El Pew Research Center, uno de los principales institutos de investigación social de Estados Unidos y una referencia internacional en el estudio de la religión, la sociedad y la política, concluye en su último informe anual —basado en datos de 198 países y territorios— que tanto las hostilidades por motivos religiosos como las restricciones estatales a la libertad religiosa continúan aumentando en todo el mundo.
En 2023, el número de países con niveles altos o muy altos de hostilidad social hacia las comunidades religiosas pasó de 45 a 55. Entre los principales factores que explican este incremento se encuentran el acoso a las minorías religiosas y las repercusiones internacionales del conflicto entre Israel y Hamás tras los ataques del 7 de octubre de 2023.
Los grupos más afectados fueron los musulmanes, los judíos y los Testigos de Jehová. En varios países europeos, entre ellos España, Noruega, Bélgica y Suecia, la situación empeoró de manera considerable. Asimismo, en Rusia se registró un aumento de la violencia religiosa dirigida contra comunidades judías y musulmanas.
Mayor intervención de los gobiernos
Paralelamente, los gobiernos de todo el mundo intensificaron su intervención en asuntos religiosos. Según el estudio, las autoridades hostigaron o vigilaron a comunidades religiosas en 185 de los países analizados. Además, se documentaron intervenciones en misas y reuniones religiosas en 175 Estados, la cifra más elevada desde que comenzaron los registros en 2007.
Entre los países más poblados, China, Irán, Indonesia, Egipto y Rusia presentaron las restricciones estatales más severas a la práctica religiosa. En contraste, los niveles más bajos se observaron en Sudáfrica, Estados Unidos, Japón, Filipinas y Reino Unido.

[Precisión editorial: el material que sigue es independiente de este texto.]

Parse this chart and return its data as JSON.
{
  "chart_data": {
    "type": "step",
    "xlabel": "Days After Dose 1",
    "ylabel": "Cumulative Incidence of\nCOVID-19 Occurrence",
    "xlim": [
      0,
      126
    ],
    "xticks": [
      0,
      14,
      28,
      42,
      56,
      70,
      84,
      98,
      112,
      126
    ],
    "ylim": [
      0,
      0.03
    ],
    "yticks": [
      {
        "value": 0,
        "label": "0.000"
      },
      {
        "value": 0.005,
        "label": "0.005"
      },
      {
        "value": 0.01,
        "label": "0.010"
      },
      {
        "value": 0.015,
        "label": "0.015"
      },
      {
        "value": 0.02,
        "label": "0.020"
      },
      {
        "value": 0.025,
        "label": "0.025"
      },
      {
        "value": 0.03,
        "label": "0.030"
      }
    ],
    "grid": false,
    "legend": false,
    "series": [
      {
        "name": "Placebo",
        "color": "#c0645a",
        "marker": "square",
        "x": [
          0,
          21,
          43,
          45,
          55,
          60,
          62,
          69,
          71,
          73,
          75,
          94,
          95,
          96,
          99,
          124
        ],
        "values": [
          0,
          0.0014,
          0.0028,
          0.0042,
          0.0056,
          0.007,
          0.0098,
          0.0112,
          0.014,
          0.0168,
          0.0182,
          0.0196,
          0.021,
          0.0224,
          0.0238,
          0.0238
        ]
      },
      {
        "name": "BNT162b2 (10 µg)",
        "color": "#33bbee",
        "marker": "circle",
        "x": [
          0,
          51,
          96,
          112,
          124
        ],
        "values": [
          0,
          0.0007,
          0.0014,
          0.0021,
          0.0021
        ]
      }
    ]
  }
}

En cuanto a las tensiones sociales relacionadas con la religión, Nigeria, India, Bangladés, Pakistán y Egipto encabezaron la lista. En varios de estos países, las minorías religiosas —incluidas comunidades cristianas— sufren habitualmente discriminación, hostigamiento y agresiones.
El estudio del Pew Research Center no pretende elaborar una clasificación de la persecución religiosa. Su objetivo es medir tanto las restricciones impuestas por los Estados como las hostilidades sociales que afectan a todas las comunidades religiosas. Según los investigadores, las intervenciones gubernamentales en la práctica religiosa han aumentado de forma constante durante años, mientras que las tensiones sociales suelen verse especialmente influenciadas por crisis y conflictos contemporáneos.
Conclusión
En conjunto, el informe del Pew Research Center confirma una tendencia global preocupante: el aumento de la intolerancia religiosa y del control estatal sobre las prácticas de fe. Casos concretos como el de China muestran cómo esta presión puede materializarse de forma especialmente severa contra determinadas comunidades cristianas, en un contexto internacional marcado por el incremento de las restricciones a la libertad religiosa y de las tensiones entre grupos religiosos, informó Religión Digital.